Stanley Druckenmiller, hedge funder manager, and former president and chairperson of Duquesne Capital has questioned the Federal Reserve’s monetary policies.
The end of the bull market?
Stanley Druckenmiller has criticized the conduct and policies of the Federal Reserve. He has questioned what the Fed’s overall aim is and went on to accuse them of only being interested in preventing the S&P from a 20% decline.
He went on to say that excessive borrowing from the future, higher valuations, and years of unproductive commercial behavior has signaled the end of the bull market.
Druckenmiller has also accused the Feds of lenient policies which allow politicians to avoid tax reforms.
He also issued a warning about the markets. Without substantially lower prices or change, there is adverse risk or reward. Druckenmiller blamed this on instability in global markets which usually follows a significant shift.
On a more positive note, however, it was strongly hinted by Druckenmiller that it would be a smart move to start investing in gold.
— The Capitalist (@Capitalist_Site) May 9, 2016
How correct is Druckenmiller?
There are many reasons why Druckenmiller and others are predicting that the end is in sight for the bull market –
- China – annual GDP growth has fallen below 7% or possibly lower, this is having a huge knock-on effect which is affecting other markets
- Federal Reserve – rates are being raised by the Fed’s, although these are unlikely to be severe this will cause the dollar’s value to increase which then decreases the value of commodities
- U.S fewer earnings – while the US dollar is strong, but other areas are weak this leaves little room for growth, experts are predicting further declines when companies start declaring their next quarter earnings
- Market leadership – the companies who did do well (Microsoft, Amazon, Facebook, Ebay, etc.) mainly did so because investors threw money at the few companies who showed potential, there was major dirt for choice
- Seasonal indicators – January figures were wrong, this is a positive time for businesses, overall the market have remained flat and show little recovery
Is it time for the bear to shine?
The markets could realistically still go either way. The bull market usually does not last as long as it currently has. S&P Capital IQ have released a report which recommends investors proceed with caution.
We are in a situation where historically there is not a lot of experience. Overall there have only been three economic meltdowns and recoveries, this one and two previous. The majority of improvements have followed very placid downturns.
The history of the bear vs. bull
The bear vs. bull market can be traced back as far as 1929. If you look back at previous bear and bull markets, it would seem that a return to the bear market is inevitable.
There have been 25 bear markets since 1929, and all these have lasted on average nine months. The average loss seen during bear markets is -35%, the smallest being -29% in 949 and the largest being -62% in 1932).

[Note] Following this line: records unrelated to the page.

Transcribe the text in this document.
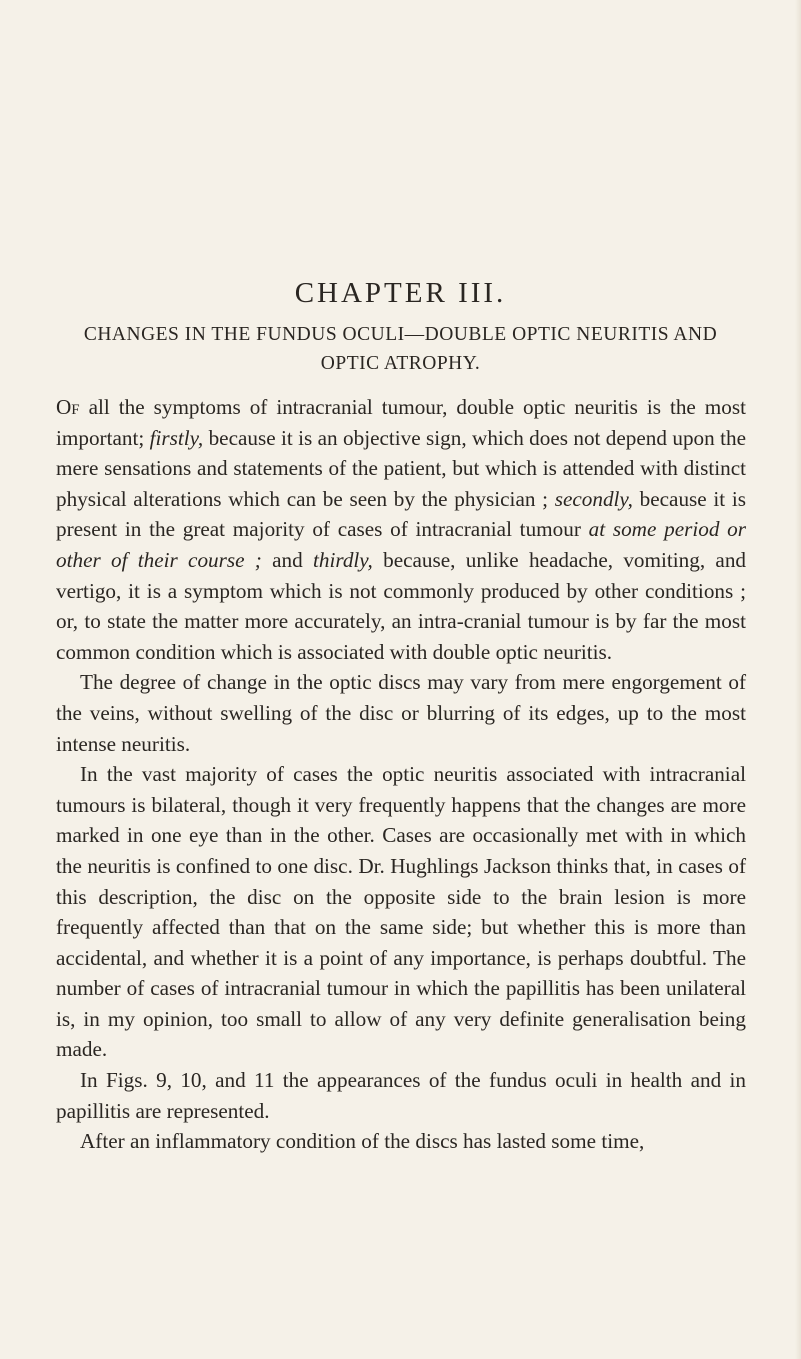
CHAPTER III.
CHANGES IN THE FUNDUS OCULI—DOUBLE OPTIC NEURITIS AND OPTIC ATROPHY.

Of all the symptoms of intracranial tumour, double optic neuritis is the most important; firstly, because it is an objective sign, which does not depend upon the mere sensations and statements of the patient, but which is attended with distinct physical alterations which can be seen by the physician ; secondly, because it is present in the great majority of cases of intracranial tumour at some period or other of their course ; and thirdly, because, unlike headache, vomiting, and vertigo, it is a symptom which is not commonly produced by other conditions ; or, to state the matter more accurately, an intra-cranial tumour is by far the most common condition which is associated with double optic neuritis.

The degree of change in the optic discs may vary from mere engorgement of the veins, without swelling of the disc or blurring of its edges, up to the most intense neuritis.

In the vast majority of cases the optic neuritis associated with intracranial tumours is bilateral, though it very frequently happens that the changes are more marked in one eye than in the other. Cases are occasionally met with in which the neuritis is confined to one disc. Dr. Hughlings Jackson thinks that, in cases of this description, the disc on the opposite side to the brain lesion is more frequently affected than that on the same side; but whether this is more than accidental, and whether it is a point of any importance, is perhaps doubtful. The number of cases of intracranial tumour in which the papillitis has been unilateral is, in my opinion, too small to allow of any very definite generalisation being made.

In Figs. 9, 10, and 11 the appearances of the fundus oculi in health and in papillitis are represented.

After an inflammatory condition of the discs has lasted some time,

In 2009 the last bear market ended, the average frequency of bear market is every 3.4 years. As you can see, we are long overdue.
In contrast, there have been 25 bull markets since 1929, and these have all lasted on average 31 months. The average gain seen during these bear markets are +104%, the smallest being +21% in 2001 and the largest being +582% between 1987 and 2000).
We are currently in a bull market which has been ongoing for roughly seven years.
When will the bear emerge?
There has been plenty speculation surrounding this question; however it is a commonly held belief that we will enter a bear market by the end of 2016.
The current situation is not sustainable for much longer; our current stock opportunities are primarily on the short side. The short side can lead to devastating results as there is a huge risk attributed to shorting individual stocks.
The Federal Reserve has been trying to resist deflation by artificially creating inflation. However, these policies by the Federal Reserve are beginning to unravel. This resistance is why after the financial crash commodities soared, but recently products have started to come back down.
The actions of the Federal Reserve have led to the public believing we have been heading for a recovery. This recovery, however, has been artificial and has only been delaying the inevitable.
The false recovery has only made the situation harder to recover from in the future. Market failure, although painful, it is necessary. The only way to recover is to stop adding to the already excessive debt and allow the economy to reset naturally.
Despite news of a bear market an economic catastrophe, it may, in fact, prove to be the complete opposite. History demonstrates that the battle of the bear and the bull, in fact, bring balance to the markets, the bull brings the boom, and the bear brings recovery.